Jul 12, 2016 News
Bank of America, the largest correspondent bank in the United States of America dealing with local banks, will be cutting ties with several commercial banks in Guyana by the end of August.
This was confirmed by Central Bank Governor Dr. Gobind Ganga, in an interview with Kaieteur News on Sunday. Ganga indicated that the notice from the bank had come last month. However he sought to provide assurances that the fallout will be negligible.
“At this time it is just Bank of America,” Ganga said. “(But) we expect that other banks will take up the slack. It is also happening in the Caribbean, the entire region is being affected. Other countries would have had ties cut since last year with Bank of America.”
Ganga stressed that it was just a few commercial banks. However he declined to reveal the names of the local banks cited by Bank of Guyana. The Governor also emphasised that the Bank of America’s decision could not solely be attributed to de-risking, but to other factors as well.
“There are a number of factors. One is de-risking. They may want to deal with bigger customers or (they may have) a higher level of liquidity. It (could) also be a question of profitability.”
Back in May, Attorney General Basil Williams had expressed worry about the possibility that Guyana may suffer as a result of de-risking. De-risking happens when financial institutions exit relationships with and close the accounts of clients who they deem to be “high risk.”
For some time now, there have been moves towards de-risking with businesses, foreign embassies, nonprofit organizations and correspondent banks. This has resulted in account closures in the United States, United Kingdom, and Australia.

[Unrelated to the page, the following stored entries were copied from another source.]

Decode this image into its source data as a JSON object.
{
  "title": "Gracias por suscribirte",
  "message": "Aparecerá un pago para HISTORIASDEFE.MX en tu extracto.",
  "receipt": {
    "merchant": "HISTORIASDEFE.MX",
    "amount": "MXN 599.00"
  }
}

Following the 37th Heads of Government Caribbean Community (CARICOM) meeting last week in Guyana, the regional bloc had announced plans to lobby the US government against these measures.

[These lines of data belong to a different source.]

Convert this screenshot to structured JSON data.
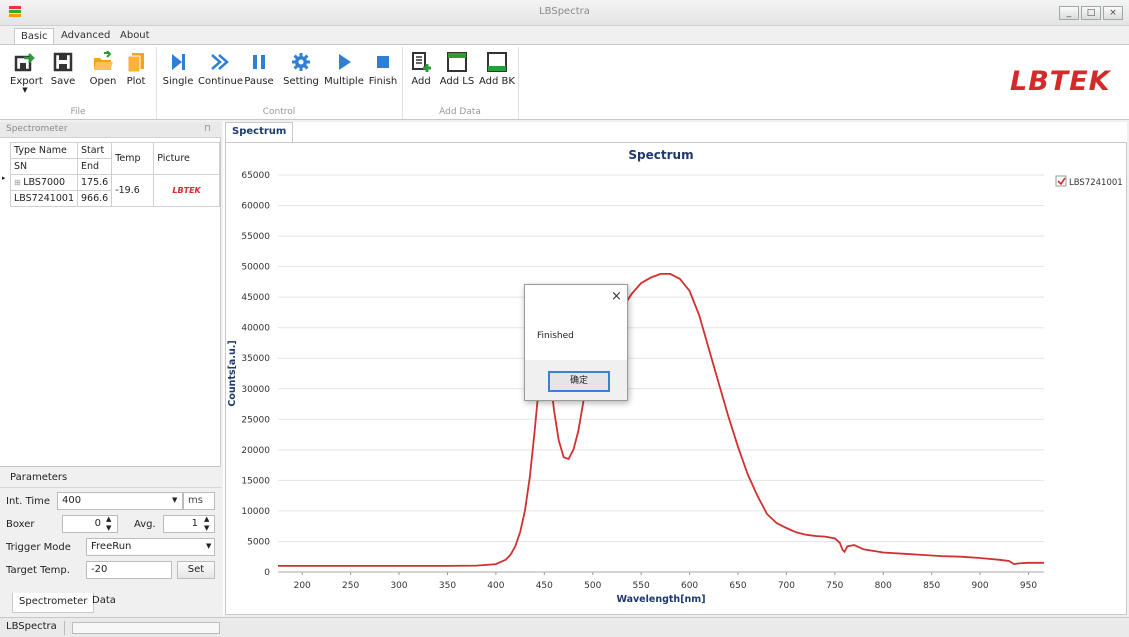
{
  "window": {
    "title": "LBSpectra"
  },
  "ribbon_tabs": [
    "Basic",
    "Advanced",
    "About"
  ],
  "ribbon": {
    "groups": [
      {
        "label": "File",
        "buttons": [
          "Export",
          "Save",
          "Open",
          "Plot"
        ]
      },
      {
        "label": "Control",
        "buttons": [
          "Single",
          "Continue",
          "Pause",
          "Setting",
          "Multiple",
          "Finish"
        ]
      },
      {
        "label": "Add Data",
        "buttons": [
          "Add",
          "Add LS",
          "Add BK"
        ]
      }
    ],
    "logo": "LBTEK"
  },
  "spectrometer": {
    "header": "Spectrometer",
    "columns": [
      "Type Name",
      "Start",
      "Temp",
      "Picture"
    ],
    "subcolumns": [
      "SN",
      "End"
    ],
    "rows": [
      {
        "type_name": "LBS7000",
        "sn": "LBS7241001",
        "start": "175.6",
        "end": "966.6",
        "temp": "-19.6",
        "picture": "LBTEK"
      }
    ]
  },
  "parameters": {
    "header": "Parameters",
    "int_time_label": "Int. Time",
    "int_time_value": "400",
    "int_time_unit": "ms",
    "boxer_label": "Boxer",
    "boxer_value": "0",
    "avg_label": "Avg.",
    "avg_value": "1",
    "trigger_label": "Trigger Mode",
    "trigger_value": "FreeRun",
    "target_label": "Target Temp.",
    "target_value": "-20",
    "set_label": "Set"
  },
  "left_tabs": [
    "Spectrometer",
    "Data"
  ],
  "main_tab": "Spectrum",
  "status": {
    "app": "LBSpectra"
  },
  "dialog": {
    "message": "Finished",
    "ok": "确定"
  },
  "colors": {
    "series": "#d0302f",
    "logo": "#d42a2a",
    "title": "#1c3a6e"
  },
  "chart_data": {
    "type": "line",
    "title": "Spectrum",
    "xlabel": "Wavelength[nm]",
    "ylabel": "Counts[a.u.]",
    "xlim": [
      175,
      966
    ],
    "ylim": [
      0,
      65000
    ],
    "xticks": [
      200,
      250,
      300,
      350,
      400,
      450,
      500,
      550,
      600,
      650,
      700,
      750,
      800,
      850,
      900,
      950
    ],
    "yticks": [
      0,
      5000,
      10000,
      15000,
      20000,
      25000,
      30000,
      35000,
      40000,
      45000,
      50000,
      55000,
      60000,
      65000
    ],
    "legend": "top-right",
    "grid": true,
    "series": [
      {
        "name": "LBS7241001",
        "x": [
          175,
          200,
          250,
          300,
          350,
          380,
          400,
          410,
          415,
          420,
          425,
          430,
          435,
          440,
          445,
          450,
          455,
          460,
          465,
          470,
          475,
          480,
          485,
          490,
          495,
          500,
          505,
          510,
          515,
          520,
          530,
          540,
          550,
          560,
          570,
          580,
          590,
          600,
          610,
          620,
          630,
          640,
          650,
          660,
          670,
          680,
          690,
          700,
          710,
          720,
          730,
          740,
          750,
          755,
          758,
          760,
          763,
          770,
          780,
          800,
          820,
          840,
          860,
          880,
          900,
          920,
          930,
          935,
          940,
          950,
          966
        ],
        "y": [
          1000,
          1000,
          1000,
          1000,
          1000,
          1050,
          1300,
          2000,
          2800,
          4200,
          6500,
          10000,
          15500,
          23000,
          31500,
          36500,
          33500,
          26500,
          21500,
          18800,
          18500,
          20000,
          23000,
          27500,
          33000,
          38500,
          41500,
          42500,
          42200,
          41500,
          43000,
          45500,
          47300,
          48200,
          48800,
          48800,
          48000,
          46000,
          42000,
          36500,
          31000,
          25500,
          20500,
          16000,
          12500,
          9500,
          8000,
          7200,
          6500,
          6100,
          5900,
          5800,
          5500,
          4800,
          3600,
          3300,
          4200,
          4400,
          3700,
          3200,
          3000,
          2800,
          2600,
          2500,
          2300,
          2000,
          1800,
          1300,
          1400,
          1500,
          1500
        ]
      }
    ]
  }
}
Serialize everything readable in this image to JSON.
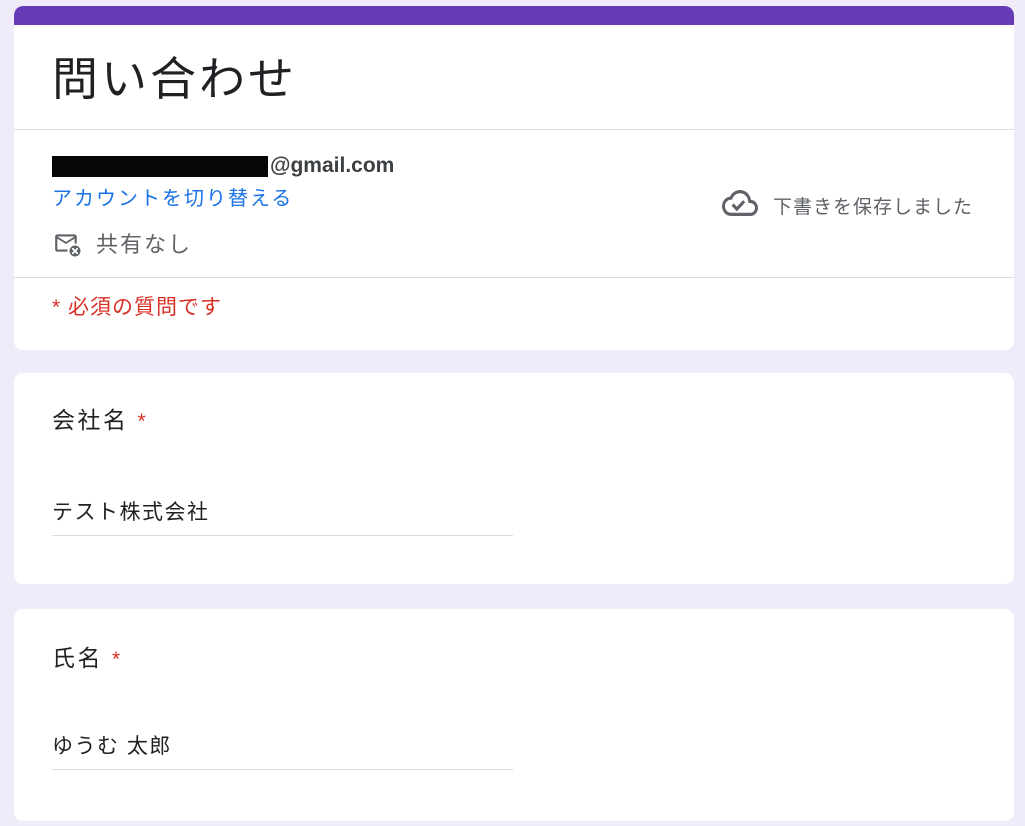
{
  "form": {
    "title": "問い合わせ",
    "account": {
      "email_domain": "@gmail.com",
      "email_redacted": true,
      "switch_account": "アカウントを切り替える",
      "share_status": "共有なし"
    },
    "draft_status": "下書きを保存しました",
    "required_note": "* 必須の質問です",
    "questions": [
      {
        "label": "会社名",
        "required_mark": "*",
        "answer": "テスト株式会社"
      },
      {
        "label": "氏名",
        "required_mark": "*",
        "answer": "ゆうむ 太郎"
      }
    ]
  },
  "icons": {
    "draft": "cloud-done-icon",
    "share": "mail-off-icon"
  },
  "colors": {
    "accent_purple": "#673ab7",
    "page_background": "#f0ebf8",
    "link_blue": "#1a73e8",
    "required_red": "#d93025",
    "text_primary": "#202124",
    "text_secondary": "#5f6368",
    "email_text": "#3c4043",
    "divider": "#dadce0"
  }
}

Low profitability, concerns about reputations, and increased Anti-Money Laundering and Countering the Financing of Terrorism (AML/CFT) scrutiny have all contributed to concerns about de-risking, which can further isolate a country’s financial system from the global fiscal makeup and undermine AML/CFT objectives.

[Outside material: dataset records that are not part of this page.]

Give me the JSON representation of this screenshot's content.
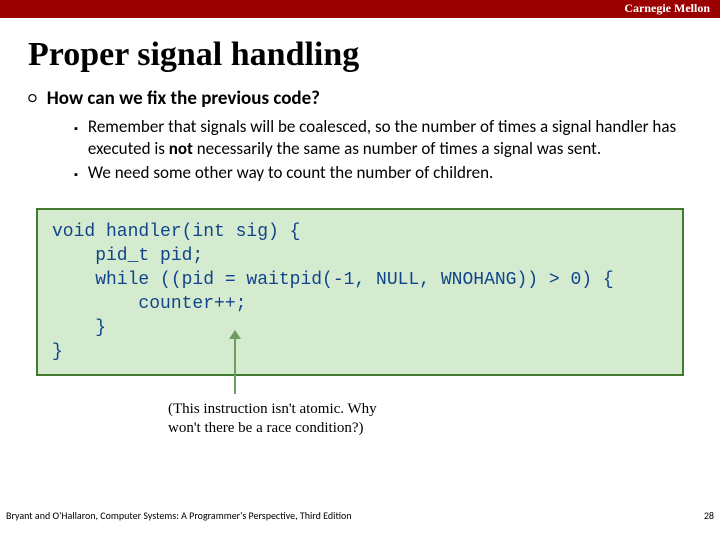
{
  "brand": "Carnegie Mellon",
  "title": "Proper signal handling",
  "bullets": {
    "l1": "How can we fix the previous code?",
    "l2a": "Remember that signals will be coalesced, so the number of times a signal handler has executed is not necessarily the same as number of times a signal was sent.",
    "l2b": "We need some other way to count the number of children."
  },
  "code": "void handler(int sig) {\n    pid_t pid;\n    while ((pid = waitpid(-1, NULL, WNOHANG)) > 0) {\n        counter++;\n    }\n}",
  "caption_line1": "(This instruction isn't atomic. Why",
  "caption_line2": "won't there be a race condition?)",
  "footer_source": "Bryant and O'Hallaron, Computer Systems: A Programmer's Perspective, Third Edition",
  "page_number": "28"
}
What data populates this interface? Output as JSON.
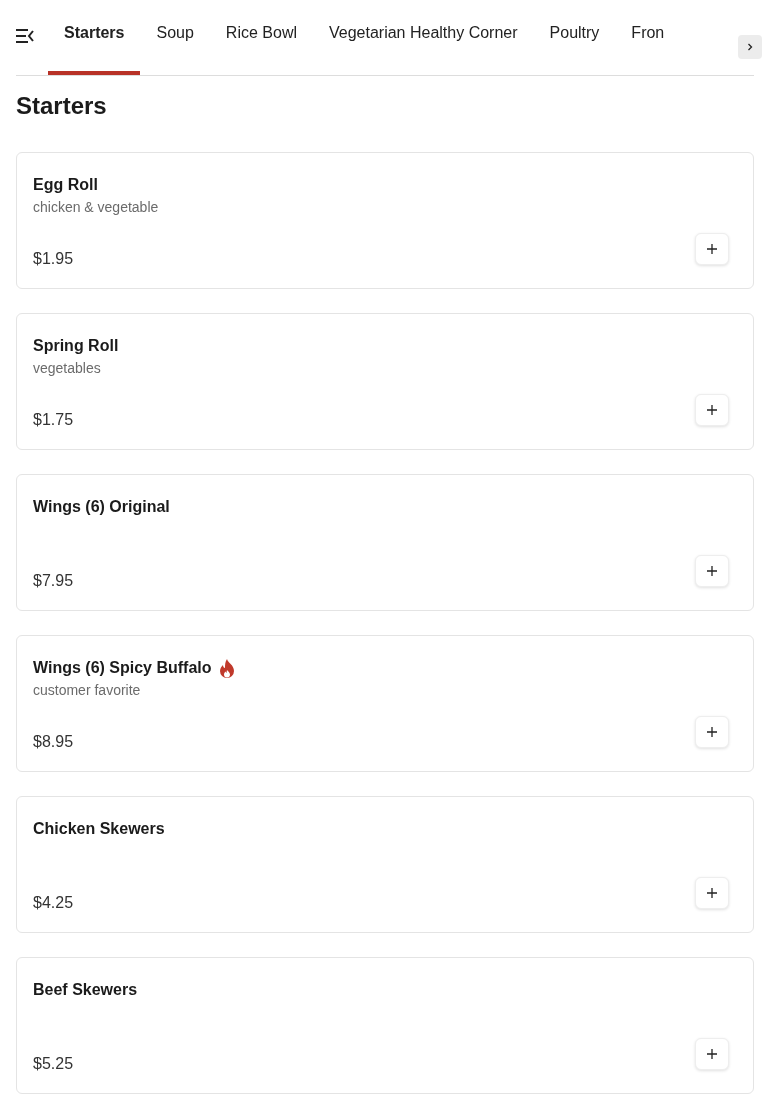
{
  "tabs": [
    {
      "label": "Starters",
      "selected": true
    },
    {
      "label": "Soup",
      "selected": false
    },
    {
      "label": "Rice Bowl",
      "selected": false
    },
    {
      "label": "Vegetarian Healthy Corner",
      "selected": false
    },
    {
      "label": "Poultry",
      "selected": false
    },
    {
      "label": "Fron",
      "selected": false
    }
  ],
  "section_title": "Starters",
  "items": [
    {
      "name": "Egg Roll",
      "description": "chicken & vegetable",
      "price": "$1.95",
      "spicy": false
    },
    {
      "name": "Spring Roll",
      "description": "vegetables",
      "price": "$1.75",
      "spicy": false
    },
    {
      "name": "Wings (6) Original",
      "price": "$7.95",
      "spicy": false
    },
    {
      "name": "Wings (6) Spicy Buffalo",
      "description": "customer favorite",
      "price": "$8.95",
      "spicy": true
    },
    {
      "name": "Chicken Skewers",
      "price": "$4.25",
      "spicy": false
    },
    {
      "name": "Beef Skewers",
      "price": "$5.25",
      "spicy": false
    }
  ]
}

Guyana is still on the watch list of the Financial Action Task Force (FATF), which is the international body that monitors countries with weak legislation and systems in place and have the potential to be money laundering and tax havens.
Guyana has not yet satisfied all of the recommendations made by FATF. During the time of the People’s Progressive Party (PPP) in Government, the passage of laws such as the AML/CFT Bill were held up in the National Assembly, further weakening Guyana’s cause.
However, under the new government, FATF has consistently given Guyana positive reviews. A high level team comprising FATF/International Coordinating Review Group (FATF/ICRG) Co-Chairs will be in Guyana come September, to conduct on site inspections of several of Guyana’s institutions in order to verify Guyana’s progress and its readiness to come off its watch list.
Williams had revealed that the institutions to be visited would include the Special Organized Crime Unit (SOCU), the Financial Intelligence Unit (FIU), the Bank of Guyana, Guyana Securities Council (GSC), money transfer agencies and the commercial banks.